Did you know you can read these stories on your PC or laptop? (That's how the rat occupies them, by crawling inside his old computer that's always humming and warm.) It was pointed out to me that some people think you need a special reading device to read digital books. Not so. The simplest way to read Rosa Mira's books on a computer is to download the PDF version. It will open on your desktop with a double click. I'm quite proud of the PDF.  The pages have been elegantly designed by Christine Buess and given some last-minute attention by Caroline Jackson.


Although Tim Jones is the author of a Slightly Peculiar Love Storie(s) he has reviewed the whole in a completely unbiased fashion and you can read the review here. (Thanks, Tim!) I'm looking forward to the launch of Tim's book of poems Men Briefly Explained tomorrow night in Dunedin,  but he'll also be coming to a NZ city near (some of) you. He's travelling from south to north.


I've almost finished proof-reading Michael Jackson's Road Markings: An Anthropologist in the Antipodes. His thoughts about the multiple strands of time, place, event and person that feed into and out of our lives have been occupying mine. I'd love to publish the ebook by the time Rosa Mira Books turns one in January. Let me see if I can dig out a quote for you . . .  

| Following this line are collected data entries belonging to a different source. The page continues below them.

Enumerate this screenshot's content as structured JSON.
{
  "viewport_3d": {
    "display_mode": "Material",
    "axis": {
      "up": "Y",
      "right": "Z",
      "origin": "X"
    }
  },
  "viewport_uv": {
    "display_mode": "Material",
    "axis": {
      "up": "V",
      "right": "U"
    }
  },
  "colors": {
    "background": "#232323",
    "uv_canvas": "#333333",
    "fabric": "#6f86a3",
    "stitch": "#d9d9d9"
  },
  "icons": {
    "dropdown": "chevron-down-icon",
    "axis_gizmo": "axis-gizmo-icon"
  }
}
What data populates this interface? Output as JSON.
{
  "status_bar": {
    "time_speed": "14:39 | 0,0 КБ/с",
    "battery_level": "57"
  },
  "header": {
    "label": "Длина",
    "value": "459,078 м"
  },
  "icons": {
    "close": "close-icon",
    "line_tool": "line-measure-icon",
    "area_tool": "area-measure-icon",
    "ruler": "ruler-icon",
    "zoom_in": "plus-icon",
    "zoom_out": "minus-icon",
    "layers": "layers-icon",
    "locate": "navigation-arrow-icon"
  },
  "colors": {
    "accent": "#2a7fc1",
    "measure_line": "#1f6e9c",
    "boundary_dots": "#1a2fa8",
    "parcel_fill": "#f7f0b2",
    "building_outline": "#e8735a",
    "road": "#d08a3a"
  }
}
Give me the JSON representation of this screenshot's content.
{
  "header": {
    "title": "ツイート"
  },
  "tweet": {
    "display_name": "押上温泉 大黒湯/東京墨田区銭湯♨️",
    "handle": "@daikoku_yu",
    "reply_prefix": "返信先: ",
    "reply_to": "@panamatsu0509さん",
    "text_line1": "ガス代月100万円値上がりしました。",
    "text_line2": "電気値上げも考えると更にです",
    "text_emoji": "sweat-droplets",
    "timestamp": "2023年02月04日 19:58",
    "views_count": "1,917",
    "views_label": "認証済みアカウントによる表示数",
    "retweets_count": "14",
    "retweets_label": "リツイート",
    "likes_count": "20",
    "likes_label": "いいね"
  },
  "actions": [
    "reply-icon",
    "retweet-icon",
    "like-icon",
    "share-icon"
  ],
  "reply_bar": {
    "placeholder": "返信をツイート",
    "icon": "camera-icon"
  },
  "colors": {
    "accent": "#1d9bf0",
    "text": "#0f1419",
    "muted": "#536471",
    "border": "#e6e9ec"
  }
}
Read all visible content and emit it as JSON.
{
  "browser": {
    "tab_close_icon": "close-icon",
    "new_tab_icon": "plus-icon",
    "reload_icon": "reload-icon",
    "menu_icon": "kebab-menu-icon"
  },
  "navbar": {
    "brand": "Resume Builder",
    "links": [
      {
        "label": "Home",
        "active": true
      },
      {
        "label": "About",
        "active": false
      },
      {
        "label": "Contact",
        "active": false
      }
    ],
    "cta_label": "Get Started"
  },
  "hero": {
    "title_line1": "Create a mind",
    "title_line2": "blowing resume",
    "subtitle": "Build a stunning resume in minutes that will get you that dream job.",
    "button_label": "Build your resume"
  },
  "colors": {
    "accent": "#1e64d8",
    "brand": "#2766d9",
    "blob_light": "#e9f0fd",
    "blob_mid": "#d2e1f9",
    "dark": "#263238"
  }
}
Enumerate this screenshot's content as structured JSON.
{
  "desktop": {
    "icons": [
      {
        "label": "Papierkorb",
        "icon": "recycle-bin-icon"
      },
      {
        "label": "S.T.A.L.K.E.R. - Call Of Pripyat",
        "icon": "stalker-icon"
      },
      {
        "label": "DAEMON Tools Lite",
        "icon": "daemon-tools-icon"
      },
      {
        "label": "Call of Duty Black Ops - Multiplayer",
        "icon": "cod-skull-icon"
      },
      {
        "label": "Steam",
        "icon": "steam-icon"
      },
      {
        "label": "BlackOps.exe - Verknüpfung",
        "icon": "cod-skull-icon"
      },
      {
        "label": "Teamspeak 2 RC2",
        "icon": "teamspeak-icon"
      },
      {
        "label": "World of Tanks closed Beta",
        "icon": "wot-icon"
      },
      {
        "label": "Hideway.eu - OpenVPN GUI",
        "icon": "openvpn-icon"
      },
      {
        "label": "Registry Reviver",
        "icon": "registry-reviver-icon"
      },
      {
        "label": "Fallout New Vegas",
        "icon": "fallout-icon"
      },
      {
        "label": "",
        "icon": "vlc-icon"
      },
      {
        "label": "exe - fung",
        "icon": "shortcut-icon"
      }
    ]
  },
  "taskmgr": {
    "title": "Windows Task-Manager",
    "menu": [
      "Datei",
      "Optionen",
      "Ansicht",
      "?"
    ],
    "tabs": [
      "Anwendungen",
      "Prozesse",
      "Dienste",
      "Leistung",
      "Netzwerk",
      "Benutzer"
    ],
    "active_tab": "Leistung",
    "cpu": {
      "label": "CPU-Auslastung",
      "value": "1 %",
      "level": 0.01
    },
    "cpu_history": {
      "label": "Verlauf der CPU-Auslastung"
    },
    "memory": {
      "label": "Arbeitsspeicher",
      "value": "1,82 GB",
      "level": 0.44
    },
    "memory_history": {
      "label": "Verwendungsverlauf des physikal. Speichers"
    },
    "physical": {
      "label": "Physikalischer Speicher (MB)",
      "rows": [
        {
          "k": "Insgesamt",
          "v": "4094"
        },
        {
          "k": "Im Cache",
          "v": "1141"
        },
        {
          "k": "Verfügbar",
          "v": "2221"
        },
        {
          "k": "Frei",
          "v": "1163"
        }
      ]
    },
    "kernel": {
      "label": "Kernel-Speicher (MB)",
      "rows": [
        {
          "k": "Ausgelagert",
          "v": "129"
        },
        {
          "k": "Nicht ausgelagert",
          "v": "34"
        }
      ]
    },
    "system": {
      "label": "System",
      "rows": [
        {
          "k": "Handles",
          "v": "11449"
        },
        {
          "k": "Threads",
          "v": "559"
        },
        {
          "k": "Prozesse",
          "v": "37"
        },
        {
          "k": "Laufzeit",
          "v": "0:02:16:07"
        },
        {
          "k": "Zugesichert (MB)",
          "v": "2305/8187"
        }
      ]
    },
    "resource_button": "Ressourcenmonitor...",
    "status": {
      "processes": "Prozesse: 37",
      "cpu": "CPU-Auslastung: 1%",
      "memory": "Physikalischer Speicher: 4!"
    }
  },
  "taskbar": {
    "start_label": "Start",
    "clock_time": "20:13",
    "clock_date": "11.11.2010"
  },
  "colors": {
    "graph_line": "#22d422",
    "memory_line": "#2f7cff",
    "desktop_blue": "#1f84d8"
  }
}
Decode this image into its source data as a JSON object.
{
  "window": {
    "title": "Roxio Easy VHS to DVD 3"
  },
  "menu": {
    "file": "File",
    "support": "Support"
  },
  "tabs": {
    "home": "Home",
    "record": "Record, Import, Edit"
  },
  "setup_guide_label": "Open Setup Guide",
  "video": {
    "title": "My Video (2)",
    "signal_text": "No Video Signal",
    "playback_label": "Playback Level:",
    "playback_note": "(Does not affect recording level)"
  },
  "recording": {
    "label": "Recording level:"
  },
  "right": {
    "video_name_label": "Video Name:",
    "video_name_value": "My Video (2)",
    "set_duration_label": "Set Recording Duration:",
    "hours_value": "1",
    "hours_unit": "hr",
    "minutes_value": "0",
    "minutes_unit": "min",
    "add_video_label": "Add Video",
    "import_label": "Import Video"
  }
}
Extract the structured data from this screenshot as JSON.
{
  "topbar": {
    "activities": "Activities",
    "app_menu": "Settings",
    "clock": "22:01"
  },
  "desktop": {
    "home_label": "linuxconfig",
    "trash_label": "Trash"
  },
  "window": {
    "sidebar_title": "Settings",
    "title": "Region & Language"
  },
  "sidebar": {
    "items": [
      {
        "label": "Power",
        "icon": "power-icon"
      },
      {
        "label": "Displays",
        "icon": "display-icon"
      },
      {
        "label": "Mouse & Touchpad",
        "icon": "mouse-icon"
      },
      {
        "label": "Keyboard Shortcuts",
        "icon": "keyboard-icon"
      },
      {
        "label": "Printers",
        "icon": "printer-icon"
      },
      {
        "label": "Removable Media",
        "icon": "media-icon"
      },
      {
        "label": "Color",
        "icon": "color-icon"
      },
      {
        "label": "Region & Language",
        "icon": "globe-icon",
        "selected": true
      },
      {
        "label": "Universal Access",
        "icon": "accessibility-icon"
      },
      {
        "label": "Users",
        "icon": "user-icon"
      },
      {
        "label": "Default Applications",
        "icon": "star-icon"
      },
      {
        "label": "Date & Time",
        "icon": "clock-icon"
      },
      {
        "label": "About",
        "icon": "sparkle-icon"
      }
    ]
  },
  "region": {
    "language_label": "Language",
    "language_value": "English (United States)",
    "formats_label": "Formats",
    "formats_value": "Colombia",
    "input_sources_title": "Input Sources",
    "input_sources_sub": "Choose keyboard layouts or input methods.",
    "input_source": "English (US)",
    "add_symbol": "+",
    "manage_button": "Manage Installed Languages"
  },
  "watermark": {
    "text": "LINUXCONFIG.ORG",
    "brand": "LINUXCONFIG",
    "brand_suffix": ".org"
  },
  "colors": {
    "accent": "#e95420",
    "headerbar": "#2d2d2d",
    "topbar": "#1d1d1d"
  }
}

  No life is sufficient unto itself. A person is singular only in the sense in which astronomers use the term: a relative point in space and time where invisible forces become fleetingly visible. Our lives belong to others as well as to ourselves. Just as the stars at night are set in imperceptible galaxies, so our lives flicker and fail in the dark streams of history, fate, and genealogy. One might say that we are each given three lives. First is our conscious incarnation, occupying most of the space between our birth and death. Second is our existence in the hearts and minds of others ­– a life that precedes the moment of our birth and extends beyond our death for as long as we are remembered. Finally there is our afterlife as a barely remembered name, a persona, an element in myth. And this existence begins with the death of the last person who knew us in life.     (New paragraph; this is refusing to separate out.) I've been thinking about how to carry on with this labour of love called Rosa Mira Books which is not even starting to pay its way. Not by a long chalk. Except that carry on I shall, day by day, job by job, taking from Peter to pay Paul, finding ways to play and feel happy  about it, and not give myself a hard time if it doesn't conform to some impossible model of perfection.  (New paragraph.) I'm glad the rat turned up. I think he'll be a help.

4 comments:

Marylinn Kelly said...

The rat as pitchman, a banner in place of the sandwich board. I'm glad in the dream he was friendly, otherwise...shudder. Finding ways to play and feel happy about it as we totter through our income-deficient passions. Mine are no less joy-filled for being volunteer work. Wishing you, well, the same but really wishing you measurable monetary success. My best.

Penelope said...

Thanks for the encouragement, Marylinn. I think the rat might represent things I'm not so robust about — like selling. A little rodent tenacity and cheek wouldn't go astray.

Jayne said...

Oh, I love the rat! He'll see you through.

And the quote--my, it eerily echoes a line in Laurie Anderson's Delusion, which I saw just this past weekend (something like, "a person dies three times: when their heart stops, again when they are buried, and finally, when their name is uttered for the last time by a living person *chills!*) but it's somewhat more hopeful in that it does offer lingering afterlife.

Wishing you much success with Rosa Mira Books, Penelope. I think it's going to work out well for you. ;)

Penelope said...

Ratty's grinning at the vote of confidence, Jayne.
Hmm, three lives and three deaths. And only one of them do we have a semblance of control over . . .
Thanks from me, too, for the well-wishing.